# Popping when braking, only when warm



## MyShibbyEco (Jan 21, 2012)

I am having a hard time tracking down a popping sound from my front driver side wheel area, and reading a lot that sounds similar but nothing that's fixed it yet. The sound only happens when the brakes are warmed up (after a hand full of miles), and applying brakes. If I let off, the sound immediately stops. It is a repetitive popping sound about once per tire revolution. It happens at all brake levels, but much more pronounced when lightly braking and coming to a slow stop. It also happens at all speeds (after being warm). As soon as you let off the brake pedal the sound stops.

I have cleaned and lubricated the brakes and calipers, guide pins, all brake hardware as best I can. The pads have 20k miles on them and about 1 year (AC Delco OEM replacements). Rotors were also changed at the same time. I have replaced the sway bar end links with moog links about 90k miles ago. Vehicle has 120k total miles.

I do not believe it is the strut, and the bearing passes the 6-12 o'clock shake test. I will look at the lower control arm soon in case the ball joint/bushings is the culprit. Is there a way to check the CV joint that doesn't involve removing it?

Any help is much appreciated.


----------



## mikestony (Jan 17, 2013)

Are your brake pads secure in the slots? (don't know the technical term sorry). Could be that the pad is a tad loose and the unevenness of the rotor is causing it to move and slap within the slots?
Just a thought.


----------



## MyShibbyEco (Jan 21, 2012)

Late follow up for future readers.

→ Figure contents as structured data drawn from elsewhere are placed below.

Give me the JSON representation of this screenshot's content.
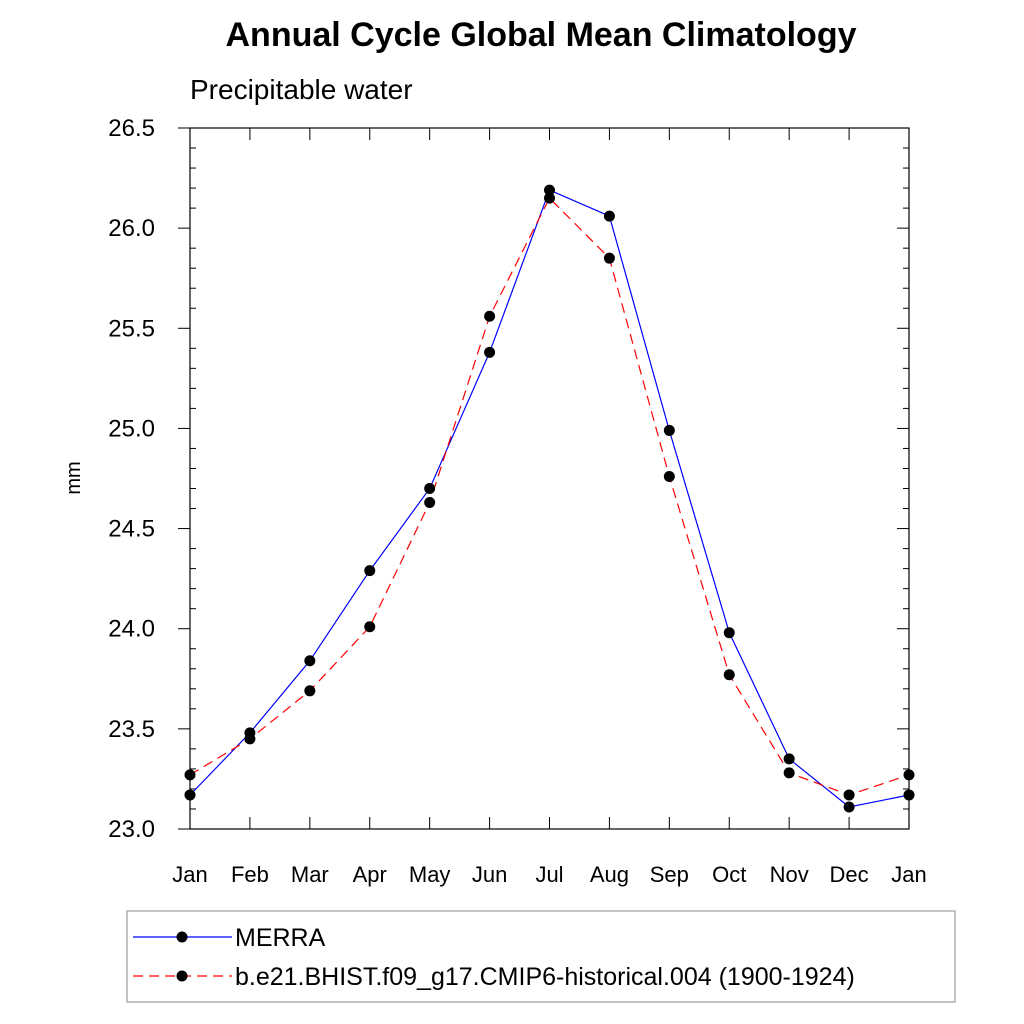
{
  "chart_data": {
    "type": "line",
    "title": "Annual Cycle Global Mean Climatology",
    "subtitle": "Precipitable water",
    "xlabel": "",
    "ylabel": "mm",
    "categories": [
      "Jan",
      "Feb",
      "Mar",
      "Apr",
      "May",
      "Jun",
      "Jul",
      "Aug",
      "Sep",
      "Oct",
      "Nov",
      "Dec",
      "Jan"
    ],
    "ylim": [
      23.0,
      26.5
    ],
    "yticks": [
      "23.0",
      "23.5",
      "24.0",
      "24.5",
      "25.0",
      "25.5",
      "26.0",
      "26.5"
    ],
    "grid": false,
    "legend_position": "bottom",
    "series": [
      {
        "name": "MERRA",
        "color": "#0000ff",
        "dash": "solid",
        "marker": "filled-circle",
        "values": [
          23.17,
          23.48,
          23.84,
          24.29,
          24.7,
          25.38,
          26.19,
          26.06,
          24.99,
          23.98,
          23.35,
          23.11,
          23.17
        ]
      },
      {
        "name": "b.e21.BHIST.f09_g17.CMIP6-historical.004 (1900-1924)",
        "color": "#ff0000",
        "dash": "dashed",
        "marker": "filled-circle",
        "values": [
          23.27,
          23.45,
          23.69,
          24.01,
          24.63,
          25.56,
          26.15,
          25.85,
          24.76,
          23.77,
          23.28,
          23.17,
          23.27
        ]
      }
    ]
  }
}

I had a cracked rotor on the backside, causing the crack to make noise as it passed the pad. Replaced rotors and everything is back to normal.


----------



## BDCCruze (Jul 12, 2017)

Boy, sounds like the issue I have been experiencing. Thing is I had my rotors machined down. Other than the driver's front being out, there were no cracks. Still an issue for me.

https://www.cruzetalk.com/forum/12-gen1-wheels-tires-brakes-suspension/229506-14-cruze-knocking.html


----------